Na Pegada do Silêncio

19
Set24

Elogio da escuta

Sónia Quental

            Mas numa era em que a escuta é vista como um fardo, as pessoas sentem-se envergonhadas, embaraçadas ou culpadas quando alguém as escuta, e ainda mais quando reflete sobre o que disseram. 

Kate Murphy

 

 

         Há muito quem ouça, poucos que escutem. Aprendi a falar mais por imitação do que por correção, mas, ao contrário dos que escrevem como falam, acabei a falar como escrevo. A escuta, por sua vez, vai ainda nos primeiros passos, por tentativa e erro, pedindo-me a concentração intensa dos começos no exercício de ser um espelho mais limpo, com várias séries de repetições, dia sim, dia sim.

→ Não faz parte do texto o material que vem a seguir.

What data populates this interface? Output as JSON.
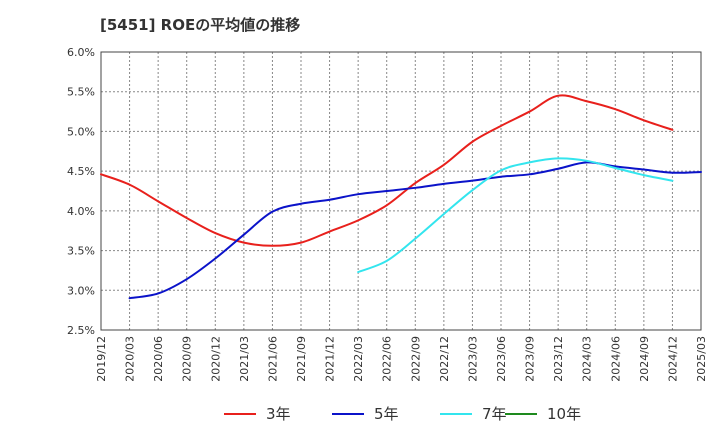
{
  "chart_data": {
    "type": "line",
    "title": "[5451]  ROEの平均値の推移",
    "xlabel": "",
    "ylabel": "",
    "ylim": [
      2.5,
      6.0
    ],
    "yticks": [
      "2.5%",
      "3.0%",
      "3.5%",
      "4.0%",
      "4.5%",
      "5.0%",
      "5.5%",
      "6.0%"
    ],
    "ytick_values": [
      2.5,
      3.0,
      3.5,
      4.0,
      4.5,
      5.0,
      5.5,
      6.0
    ],
    "x_ticks": [
      "2019/12",
      "2020/03",
      "2020/06",
      "2020/09",
      "2020/12",
      "2021/03",
      "2021/06",
      "2021/09",
      "2021/12",
      "2022/03",
      "2022/06",
      "2022/09",
      "2022/12",
      "2023/03",
      "2023/06",
      "2023/09",
      "2023/12",
      "2024/03",
      "2024/06",
      "2024/09",
      "2024/12",
      "2025/03"
    ],
    "grid": true,
    "legend_position": "bottom",
    "series": [
      {
        "name": "3年",
        "color": "#e8201c",
        "start_index": 0,
        "values": [
          4.46,
          4.33,
          4.12,
          3.91,
          3.72,
          3.6,
          3.56,
          3.6,
          3.74,
          3.88,
          4.07,
          4.35,
          4.58,
          4.87,
          5.07,
          5.25,
          5.45,
          5.38,
          5.28,
          5.14,
          5.02
        ]
      },
      {
        "name": "5年",
        "color": "#0b13c9",
        "start_index": 1,
        "values": [
          2.9,
          2.96,
          3.14,
          3.4,
          3.7,
          3.99,
          4.09,
          4.14,
          4.21,
          4.25,
          4.29,
          4.34,
          4.38,
          4.43,
          4.46,
          4.53,
          4.61,
          4.56,
          4.52,
          4.48,
          4.49
        ]
      },
      {
        "name": "7年",
        "color": "#33e5ee",
        "start_index": 9,
        "values": [
          3.23,
          3.37,
          3.65,
          3.96,
          4.26,
          4.51,
          4.61,
          4.66,
          4.63,
          4.54,
          4.45,
          4.38
        ]
      },
      {
        "name": "10年",
        "color": "#1e8a1e",
        "start_index": 0,
        "values": []
      }
    ]
  }
}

     Como ato intencional, consome-se uma grande energia só na preparação para não se estar preparado, isto é, para ouvir sem antepor ou apressar desfechos, sem ter a resposta na calha, mesmo que isso abra rotundas lentas de silêncio. Parte da aprendizagem é saber a quem dar atenção, quando pedir esclarecimentos, em que momento interromper a escuta e dizer “Já chega”. Como sugere Kate Murphy em O que Perde quando não Está a Ouvir, “Ainda que a escuta seja a epítome da graciosidade, não é uma cortesia que devamos a todos”.

         Por isso, como as prendas que escolhemos de modo premeditado, a qualidade importa. E, para aprender a ouvir bem, vem-se a descobrir que é preciso fazê-lo com o corpo todo, aprender o vocabulário do que não é dito, tarefa onde entram também as mãos, num treino full-body que desmente a passividade aparente.

         Perante a ostensiva falta de ouvidos pacientes, é a busca da escuta, de se ser recebido, que faz as filas para o psicólogo e o cabeleireiro, de onde não se sai de pés, mas de cabeça lavada, que é a mesma coisa - com direito a massagem, no último caso. Quando era pequena, gostava de brincar às cabeleireiras: pelo toque que me acalmava o pensamento, como carícia que se movia por vagares e redemoinhos, sem pedir nada em troca (só que pedia). É assim, à vez, que nos escutamos, desejavelmente sem acumular calotes.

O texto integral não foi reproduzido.